Die Bertelsmann-Stiftung will durch zahlreiche Studien, Webseiten und Veranstaltungen über die Vor- und Nachteile des Freihandelsabkommen zwischen der EU und USA aufklären. Wirklich? Oder ist das alles nur Meinungsmache? Eine der einflussreichsten neoliberalen Denkfabriken in der Bundesrepublik engagiert sich außergewöhnlich stark, um eine positive Stimmung für das Transatlantische Handels- und Investitionspartnerschaftsabkommen herzustellen. Die Ergebnisse ihrer in Auftrag gegebenen Studien scheinen allerdings fragwürdig.
von 9. Oktober 2013

Die Bertelsmann-Stiftung will durch zahlreiche Studien, Webseiten und Veranstaltungen über die Vor- und Nachteile des Freihandelsabkommen zwischen der EU und USA aufklären. Wirklich? Oder handelt es sich um Meinungsmache? Eine der einflussreichsten neoliberalen Denkfabriken in der Bundesrepublik engagiert sich außergewöhnlich stark, um eine positive Stimmung für das Transatlantische Handels- und Investitionspartnerschaftsabkommen (englische Abkürzung TTIP) herzustellen. Die Ergebnisse ihrer in Auftrag gegebenen Studien scheinen allerdings fragwürdig.

Die Bertelsmannstiftung macht Stimmung für Freihandel

Bertelsmann

Das Webportal der Bertelsmannstiftung mit Graphiken und Videos zur ifo-Studie

Bereits zum  zweiten Mal beauftragte die Bertelsmannstiftung das konservative ifo-Institut von Hans-Werner Sinn, die ökonomischen Effekte des geplanten EU-USA-Freihandelsabkommen zu analysieren. Das Ergebnis lautete im Juni wie im Oktober: Es wird mehr Arbeitsplätze geben – weltweit und deutschlandweit. Nachdem die erste Studie einzelne Staaten betrachtete, lag der Schwerpunkt der zweiten Studie allein auf Deutschland. Laut Studie würden von dem Abkommen in Deutschland alle profitieren, vom Großkonzern bis zum Geringverdiener. Mit eben dieser frohen Kunde schaffte es die Bertelsmannstiftung in die Schlagzeilen (z.B. FAZ, Spiegel, Stern).

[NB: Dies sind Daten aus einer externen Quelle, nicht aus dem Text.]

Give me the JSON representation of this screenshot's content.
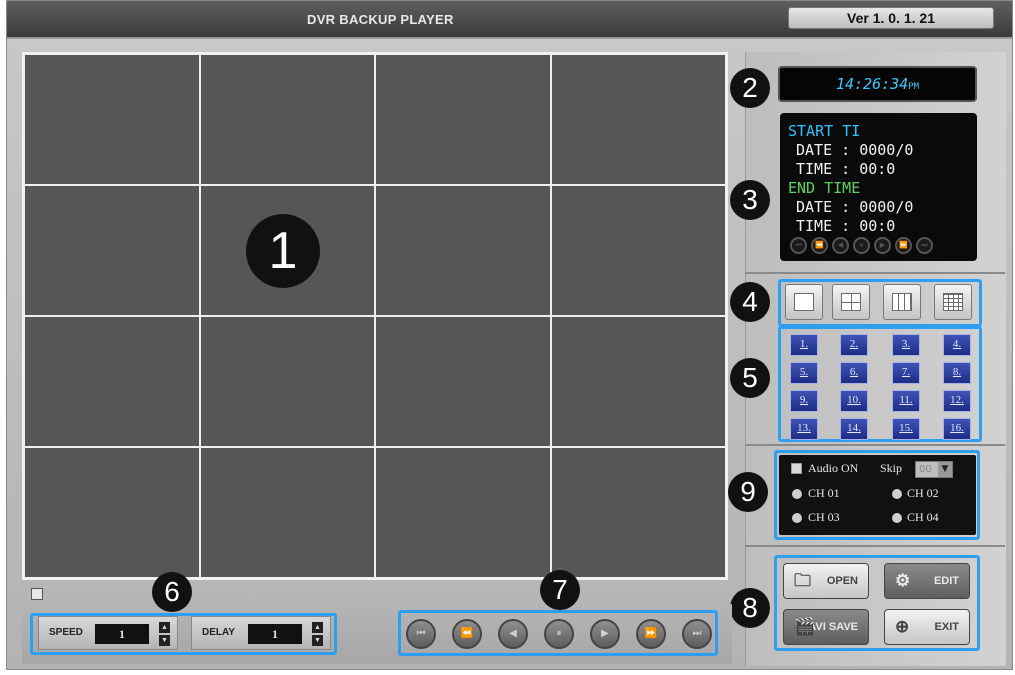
{
  "app": {
    "title": "DVR BACKUP PLAYER",
    "version": "Ver 1. 0. 1. 21"
  },
  "badges": {
    "b1": "1",
    "b2": "2",
    "b3": "3",
    "b4": "4",
    "b5": "5",
    "b6": "6",
    "b7": "7",
    "b8": "8",
    "b9": "9"
  },
  "clock": {
    "time": "14:26:34",
    "suffix": "PM"
  },
  "info": {
    "start_label": "START TI",
    "start_date": "DATE : 0000/0",
    "start_time": "TIME : 00:0",
    "end_label": "END TIME",
    "end_date": "DATE : 0000/0",
    "end_time": "TIME : 00:0"
  },
  "mini_controls": [
    "⏮",
    "⏪",
    "◀",
    "⏸",
    "▶",
    "⏩",
    "⏭"
  ],
  "channels": [
    "1.",
    "2.",
    "3.",
    "4.",
    "5.",
    "6.",
    "7.",
    "8.",
    "9.",
    "10.",
    "11.",
    "12.",
    "13.",
    "14.",
    "15.",
    "16."
  ],
  "audio": {
    "label": "Audio ON",
    "skip_label": "Skip",
    "skip_value": "00",
    "ch1": "CH 01",
    "ch2": "CH 02",
    "ch3": "CH 03",
    "ch4": "CH 04"
  },
  "actions": {
    "open": "OPEN",
    "edit": "EDIT",
    "avisave": "AVI SAVE",
    "exit": "EXIT"
  },
  "speed": {
    "label": "SPEED",
    "value": "1"
  },
  "delay": {
    "label": "DELAY",
    "value": "1"
  },
  "playback": [
    "⏮",
    "⏪",
    "◀",
    "⏸",
    "▶",
    "⏩",
    "⏭"
  ],
  "colors": {
    "highlight": "#2e9ff0",
    "clock_text": "#38c8ff",
    "info_heading": "#27c6ff",
    "info_end": "#5bd65b",
    "channel_button": "#2a3ea0"
  }
}
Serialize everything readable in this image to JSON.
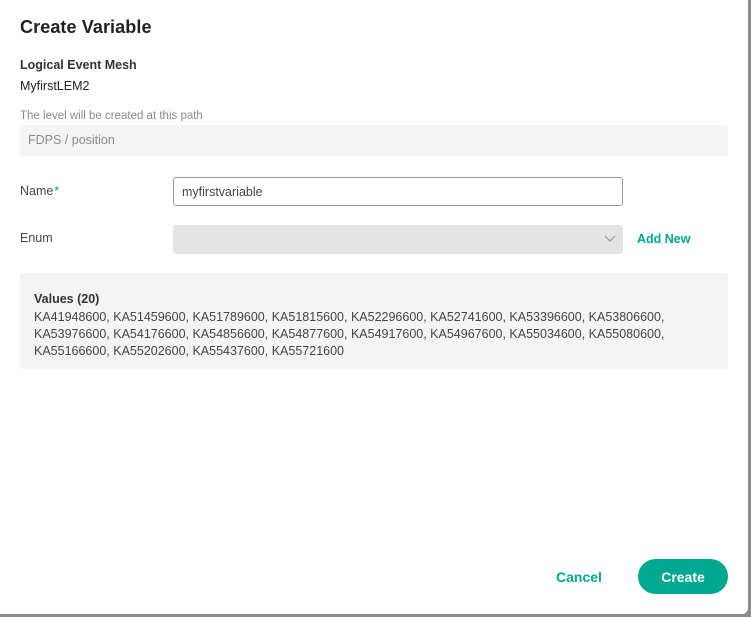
{
  "dialog": {
    "title": "Create Variable"
  },
  "lem": {
    "label": "Logical Event Mesh",
    "value": "MyfirstLEM2"
  },
  "path": {
    "label": "The level will be created at this path",
    "value": "FDPS / position"
  },
  "name_field": {
    "label": "Name",
    "required_mark": "*",
    "value": "myfirstvariable"
  },
  "enum_field": {
    "label": "Enum",
    "selected": "",
    "add_new_label": "Add New"
  },
  "values": {
    "title": "Values (20)",
    "list": "KA41948600, KA51459600, KA51789600, KA51815600, KA52296600, KA52741600, KA53396600, KA53806600, KA53976600, KA54176600, KA54856600, KA54877600, KA54917600, KA54967600, KA55034600, KA55080600, KA55166600, KA55202600, KA55437600, KA55721600"
  },
  "actions": {
    "cancel_label": "Cancel",
    "create_label": "Create"
  },
  "colors": {
    "accent": "#00a88f",
    "panel_bg": "#f4f4f4",
    "select_bg": "#e4e4e4"
  },
  "icons": {
    "enum_dropdown": "chevron-down-icon"
  }
}
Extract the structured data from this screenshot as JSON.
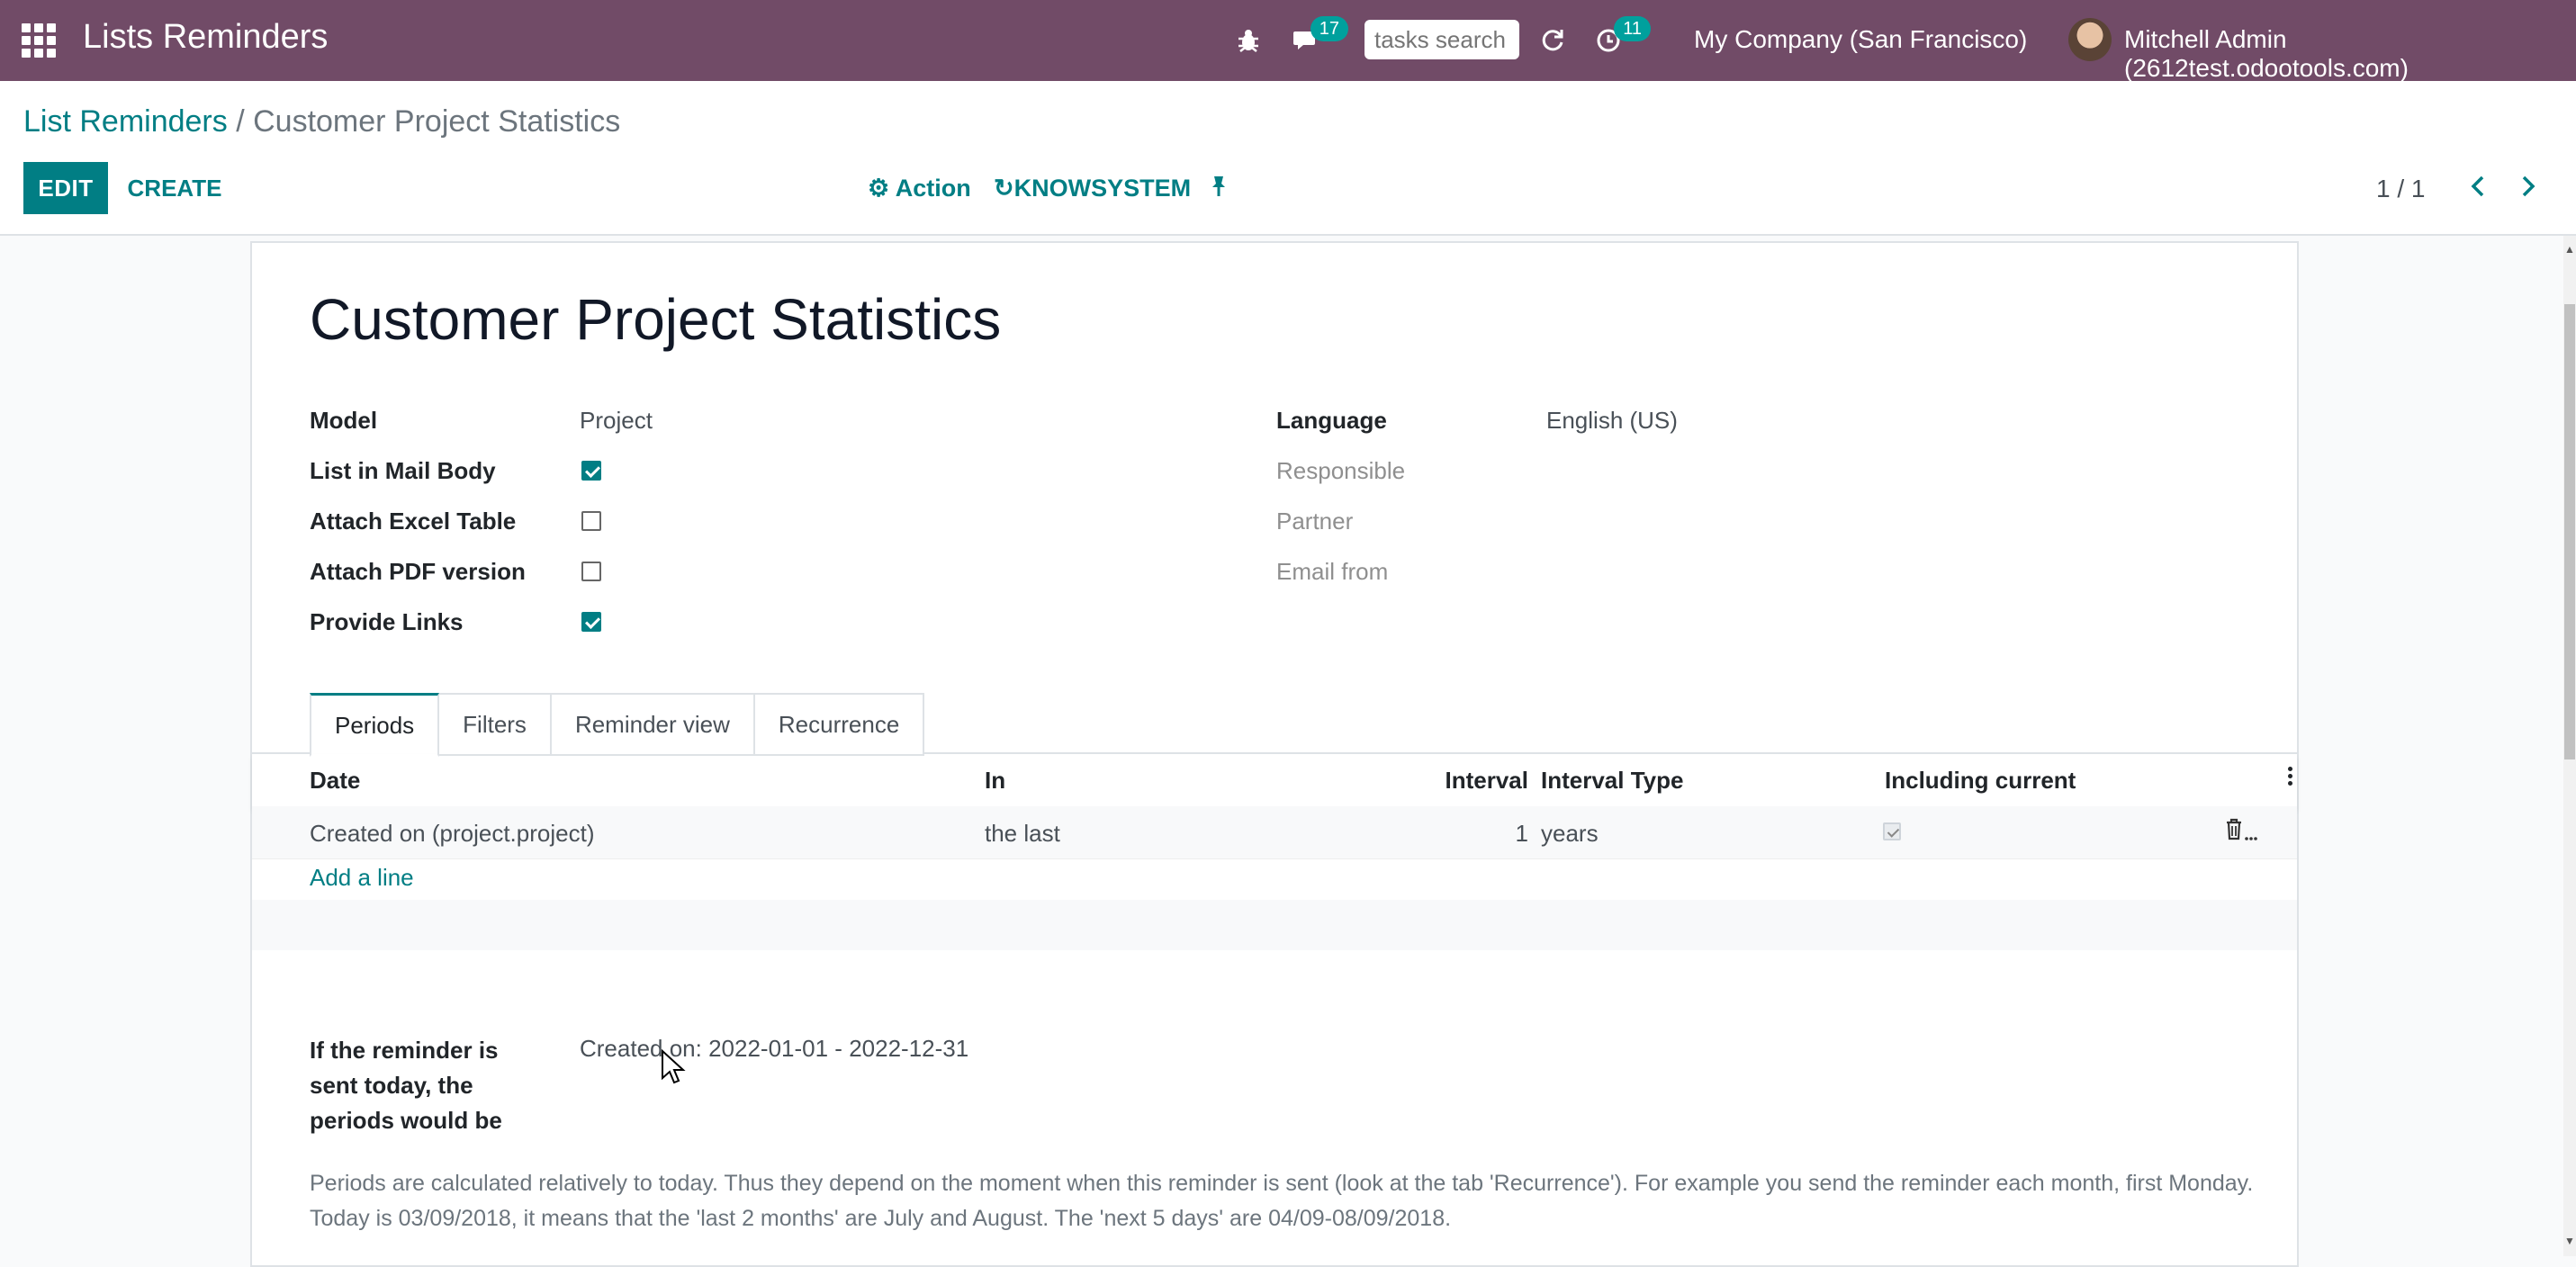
{
  "navbar": {
    "app_title": "Lists Reminders",
    "messages_count": "17",
    "search_placeholder": "tasks search",
    "activities_count": "11",
    "company": "My Company (San Francisco)",
    "user": "Mitchell Admin (2612test.odootools.com)"
  },
  "breadcrumb": {
    "parent": "List Reminders",
    "separator": "/",
    "current": "Customer Project Statistics"
  },
  "toolbar": {
    "edit": "EDIT",
    "create": "CREATE",
    "action": "Action",
    "knowsystem": "KNOWSYSTEM",
    "pager": "1 / 1"
  },
  "record": {
    "title": "Customer Project Statistics",
    "left_fields": [
      {
        "label": "Model",
        "value": "Project"
      },
      {
        "label": "List in Mail Body",
        "checked": true
      },
      {
        "label": "Attach Excel Table",
        "checked": false
      },
      {
        "label": "Attach PDF version",
        "checked": false
      },
      {
        "label": "Provide Links",
        "checked": true
      }
    ],
    "right_fields": [
      {
        "label": "Language",
        "value": "English (US)"
      },
      {
        "label": "Responsible",
        "value": ""
      },
      {
        "label": "Partner",
        "value": ""
      },
      {
        "label": "Email from",
        "value": ""
      }
    ]
  },
  "tabs": [
    "Periods",
    "Filters",
    "Reminder view",
    "Recurrence"
  ],
  "active_tab": "Periods",
  "table": {
    "headers": [
      "Date",
      "In",
      "Interval",
      "Interval Type",
      "Including current"
    ],
    "rows": [
      {
        "date": "Created on (project.project)",
        "in": "the last",
        "interval": "1",
        "interval_type": "years",
        "including_current": true
      }
    ],
    "add_line": "Add a line"
  },
  "preview": {
    "label": "If the reminder is sent today, the periods would be",
    "value": "Created on: 2022-01-01 - 2022-12-31"
  },
  "note": "Periods are calculated relatively to today. Thus they depend on the moment when this reminder is sent (look at the tab 'Recurrence'). For example you send the reminder each month, first Monday. Today is 03/09/2018, it means that the 'last 2 months' are July and August. The 'next 5 days' are 04/09-08/09/2018.",
  "colors": {
    "brand": "#714b67",
    "accent": "#017e84",
    "badge": "#00a09d"
  }
}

Die Bertelsmannstiftung wandelte die Ergebnisse der Studien in zahlreiche bunte interaktive Graphiken und animierte Bilder um. Die aufwändige Aufbereitung verdeckt, dass die eigentliche Datengrundlage dünn ist. Die Ergebnisse der Studie beruhen allein auf Schätzungen und fragwürdigen Vergleichen. So ziehen die Autoren als Berechnungsgrundlage vor allem die angeblichen Wachstumseffekte anderer Freihandelszonen wie die NAFTA und den Europäischen Binnenmarkt heran. Diese fragwürdige Methode lässt die spezifischen Handelsstrukturen innerhalb der NAFTA und der EU ebenso außer acht wie den zeitlichen Rahmen der Vergleichszahlen, wie Jens Berger von den Nachdenkseiten bereits bei der ersten Studie bemängelte.

Fragwürdige Ergebnisse

Auch andere Wissenschaftlerinnen und Wissenschaftler haben sich mit den möglichen Auswirkungen des Freihandelsabkommen beschäftigt. Sie kommen zu gänzlich anderen Ergebnissen als ifo und Bertelsmann. Stefan Beck, Donna McGuire und Christoph Scherrer von der Universität Kassel bezweifeln die positiven Einschätzungen der Beschäftigungs- und Lohneffekte. Sie sehen vielmehr die Gefahr von Wohlfahrtsverlusten, da Verbraucherschutzregeln und Sozial- bzw. Umweltstandards abgebaut werden könnten. Auch der Niedriglohnsektor könnte sich laut der drei Autoren ausweiten.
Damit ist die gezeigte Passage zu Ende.